Thinking outside (and around) the olive grove, it’s already on Oliveira da Serra’s agenda, mainly with relatively unknown innovation projects. Still, there’s a powerful intention that something has to change internally and that the brand can generate a social transformation. We are all left with the consciousness that there is a project bigger than the brand itself.
30
In-depth interviews
10
Feedlab activities
1000+
Survey answers
20
Logos drawn by memory
4
Mobile ethnographies journeys
10+
Shops visited
5
Service safaris
STRATEGY & brand positioning
We identified the struggles of consumers related to this market. From there, we needed to craft a positioning beyond the functional product’s attributes. We immersed ourselves in the research to uncover new insights. We connected what is identifiable as Oliveira da Serra with what would be relevant for people in the future, delivering a positive and “out of the bottle” output, and creating a positive impact throughout the entire food cycle.
DESIGN EXPLORATION
How to express this differentiating positioning that illustrates the brand’s future while maintaining codes that were part of Oliveira da Serra’s legacy?
The commitment to create a positive impact must revolve around actions, behaviors, and products. Nevertheless, the first step towards it was the brand design. In line with branding trends, our approach was to simplify, remove the noise, and bring the brand to its core.
The logo is the most identifiable symbol of this ideal. The refined weight and crafted negative space made the new logo even more recognizable in various sizes and contexts.

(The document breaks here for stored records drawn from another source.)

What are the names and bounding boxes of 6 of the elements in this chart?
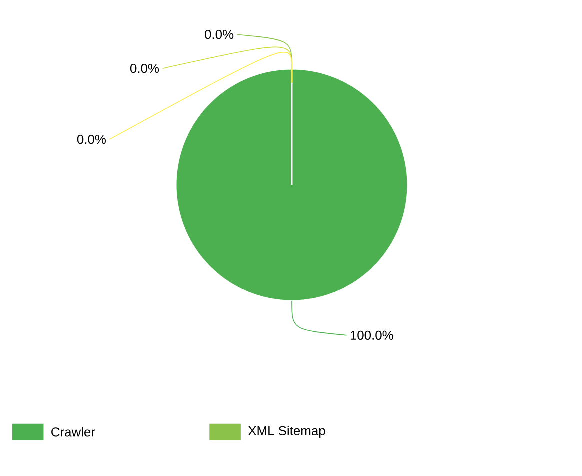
legend-label: XML Sitemap (248, 426, 326, 438)
data-label: 100.0% (350, 330, 394, 340)
text: 0.0% (77, 134, 106, 144)
text: 0.0% (205, 30, 234, 40)
legend-label: Crawler (52, 427, 96, 437)
text: 0.0% (130, 64, 160, 74)
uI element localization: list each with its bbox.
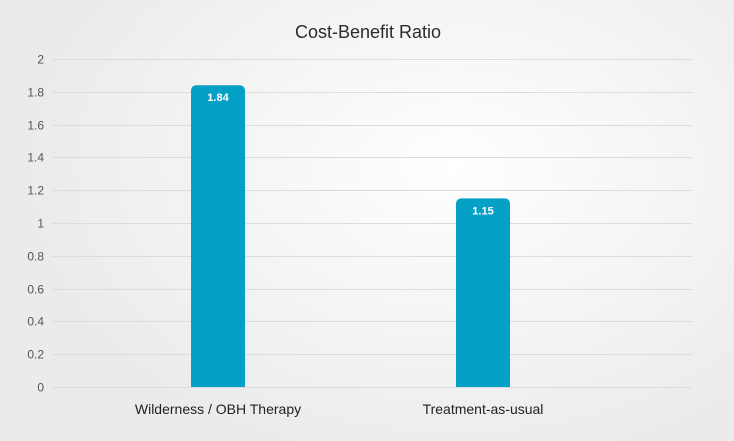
y-tick-label: 0 [37, 381, 44, 395]
bar-treatment-as-usual [456, 198, 510, 387]
y-tick-label: 1.4 [27, 151, 44, 165]
gridlines [52, 59, 692, 388]
y-axis-tick-labels: 0 0.2 0.4 0.6 0.8 1 1.2 1.4 1.6 1.8 2 [27, 53, 44, 395]
y-tick-label: 1.8 [27, 86, 44, 100]
bars [191, 85, 510, 388]
bar-value-labels: 1.84 1.15 [207, 92, 493, 217]
bar-value-label: 1.15 [472, 205, 493, 217]
bar-value-label: 1.84 [207, 92, 229, 104]
y-tick-label: 0.2 [27, 348, 44, 362]
y-tick-label: 0.4 [27, 315, 44, 329]
chart-title: Cost-Benefit Ratio [295, 22, 441, 42]
y-tick-label: 0.8 [27, 250, 44, 264]
x-axis-category-labels: Wilderness / OBH Therapy Treatment-as-usu… [135, 401, 544, 417]
y-tick-label: 1 [37, 217, 44, 231]
y-tick-label: 2 [37, 53, 44, 67]
y-tick-label: 1.2 [27, 184, 44, 198]
y-tick-label: 0.6 [27, 283, 44, 297]
bar-wilderness-obh-therapy [191, 85, 245, 388]
x-category-label: Wilderness / OBH Therapy [135, 401, 301, 417]
y-tick-label: 1.6 [27, 119, 44, 133]
x-category-label: Treatment-as-usual [423, 401, 544, 417]
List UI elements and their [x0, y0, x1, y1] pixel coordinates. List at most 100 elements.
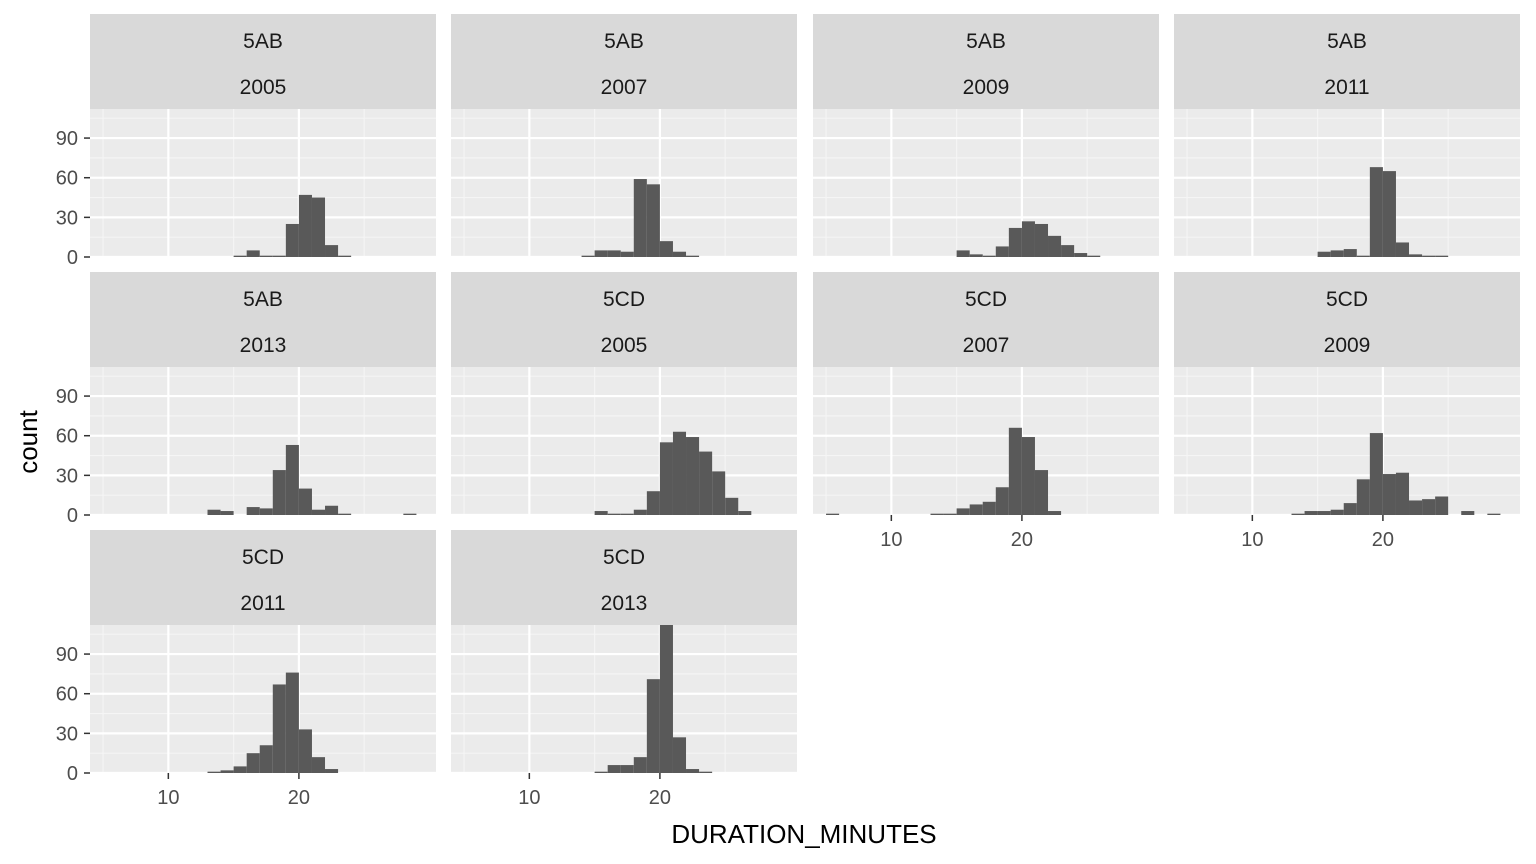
- histogram-bar: [1343, 249, 1357, 257]
- histogram-bar: [1369, 167, 1383, 257]
- histogram-bar: [1461, 511, 1475, 515]
- x-axis-title: DURATION_MINUTES: [671, 819, 936, 849]
- panel-background: [1174, 367, 1520, 515]
- facet-strip-year: 2007: [601, 76, 648, 99]
- facet-strip-year: 2005: [601, 334, 648, 357]
- facet-strip-year: 2013: [601, 592, 648, 615]
- histogram-bar: [325, 245, 339, 257]
- histogram-bar: [686, 769, 700, 773]
- y-tick-label: 0: [67, 505, 78, 527]
- x-tick-label: 20: [1372, 529, 1394, 551]
- panel-background: [813, 367, 1159, 515]
- histogram-bar: [686, 437, 700, 515]
- facet-panel: 5AB 2005 0 30 60 90: [56, 14, 436, 269]
- panel-background: [90, 109, 436, 257]
- histogram-bar: [1048, 235, 1062, 257]
- histogram-bar: [594, 250, 608, 257]
- histogram-bar: [646, 491, 660, 515]
- facet-panel: 5CD 2013 10 20: [451, 530, 797, 809]
- facet-strip: [451, 272, 797, 367]
- histogram-bar: [1422, 255, 1436, 257]
- histogram-bar: [659, 442, 673, 515]
- histogram-bar: [712, 471, 726, 515]
- facet-strip-label: 5AB: [243, 30, 283, 53]
- x-tick-label: 20: [288, 787, 310, 809]
- histogram-bar: [620, 251, 634, 257]
- facet-strip: [1174, 272, 1520, 367]
- histogram-bar: [1330, 509, 1344, 515]
- histogram-bar: [298, 488, 312, 515]
- facet-strip: [813, 14, 1159, 109]
- facet-strip-year: 2011: [240, 592, 285, 615]
- histogram-bar: [581, 255, 595, 257]
- histogram-bar: [659, 625, 673, 773]
- histogram-bar: [620, 765, 634, 773]
- histogram-bar: [1330, 250, 1344, 257]
- histogram-bar: [646, 184, 660, 257]
- histogram-bar: [1304, 511, 1318, 515]
- histogram-bar: [298, 194, 312, 257]
- histogram-bar: [672, 431, 687, 515]
- histogram-bar: [1048, 511, 1062, 515]
- histogram-bar: [298, 729, 312, 773]
- histogram-bar: [995, 246, 1009, 257]
- histogram-bar: [285, 223, 299, 257]
- histogram-bar: [930, 513, 944, 515]
- y-tick-label: 90: [56, 644, 78, 666]
- y-tick-label: 90: [56, 386, 78, 408]
- facet-strip-label: 5CD: [965, 288, 1007, 311]
- histogram-bar: [1435, 496, 1449, 515]
- histogram-bar: [659, 241, 673, 257]
- y-tick-label: 60: [56, 684, 78, 706]
- histogram-bar: [272, 255, 286, 257]
- facet-panel: 5CD 2009 10 20: [1174, 272, 1520, 551]
- histogram-bar: [943, 513, 957, 515]
- histogram-bar: [311, 197, 326, 257]
- x-tick-label: 10: [1241, 529, 1263, 551]
- histogram-bar: [259, 255, 273, 257]
- histogram-bar: [995, 487, 1009, 515]
- facet-strip: [813, 272, 1159, 367]
- histogram-bar: [633, 757, 647, 773]
- histogram-bar: [233, 255, 247, 257]
- histogram-bar: [699, 771, 713, 773]
- y-tick-label: 30: [56, 465, 78, 487]
- histogram-bar: [285, 444, 299, 515]
- histogram-bar: [207, 509, 221, 515]
- histogram-bar: [969, 504, 983, 515]
- histogram-bar: [826, 513, 840, 515]
- histogram-bar: [1369, 433, 1383, 515]
- facet-strip: [451, 530, 797, 625]
- facet-strip-label: 5AB: [966, 30, 1006, 53]
- facet-strip-year: 2009: [963, 76, 1010, 99]
- facet-panel: 5AB 2013 0 30 60 90: [56, 272, 436, 527]
- panels-layer: 5AB 2005 0 30 60 90 5AB 2007 5AB 2009 5AB 2011 5AB 20…: [56, 14, 1520, 809]
- y-tick-label: 30: [56, 723, 78, 745]
- y-tick-label: 60: [56, 426, 78, 448]
- histogram-bar: [1382, 171, 1396, 257]
- histogram-bar: [969, 254, 983, 257]
- histogram-bar: [607, 765, 621, 773]
- x-tick-label: 20: [649, 787, 671, 809]
- facet-panel: 5AB 2011: [1174, 14, 1520, 259]
- facet-strip-year: 2011: [1324, 76, 1369, 99]
- y-tick-label: 60: [56, 168, 78, 190]
- histogram-bar: [325, 769, 339, 773]
- histogram-bar: [686, 255, 700, 257]
- y-tick-label: 0: [67, 763, 78, 785]
- histogram-bar: [1487, 513, 1501, 515]
- histogram-bar: [1291, 513, 1305, 515]
- facet-strip-label: 5CD: [1326, 288, 1368, 311]
- facet-panel: 5CD 2005: [451, 272, 797, 517]
- histogram-bar: [1356, 255, 1370, 257]
- facet-strip-label: 5CD: [603, 546, 645, 569]
- histogram-bar: [259, 745, 273, 773]
- facet-strip-label: 5CD: [242, 546, 284, 569]
- histogram-bar: [1021, 437, 1035, 515]
- facet-strip: [90, 530, 436, 625]
- histogram-bar: [725, 497, 739, 515]
- histogram-bar: [633, 509, 647, 515]
- histogram-bar: [246, 753, 260, 773]
- histogram-bar: [220, 511, 234, 515]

We also knew that seemingly decisions could significantly impact when multiplied by thousands of products and touchpoints. Therefore, the sustainable essence of the brand is reflected both in the construction and solutions to materialize it:
- Our logo uses only one color;
- Our color palette was made of sustainable colors, consciously chosen because they reduce the amount of ink required on prints;
- Through a halftone pattern effect, we reduce the area and amount of ink applied to compositions;
- Our stamps seek to highlight commitments with relevant impact.
BRAND TESTING
After the rebrand, it was essential to determine the impact and projection the new brand would have. Considering that consumers are what matters the most, we focused on the strengths that the new brand would deliver them. We asked what should be iterated and considered in order to influence the strategic brand paths we crafted.
It was crucial to understand how the new identity and brand expressions could enable Oliveira da Serra to move towards the strategy we designed and how consumers and stakeholders perceived it.
Results
With the new purpose of creating a positive impact throughout the food cycle, Oliveira da Serra carries the flag of its commitment to the Earth — from a micro-scale to the planetary one. It will engage and empower consumers through good products that make a difference.
Our design guidelines were just the starting point of a holistic, sustainable approach. Those guidelines empower our client to continue exploring and expanding the brand’s use beyond our participation. From the design of new products, packaging, materials used, and communication actions — everything is linked today, and the guidelines anchored on the brand’s truth allow it to continue so in the future — aiming for a more positive impact in every decision, and inspiration to lead others to change.
Our outputs reflect the brand’s outcomes. Aligned with Oliveira da Serra’s goals: a modernized brand, prepared for the future through a progressive value expansion, focused on its strengths and main assets as a ladder to take the following steps.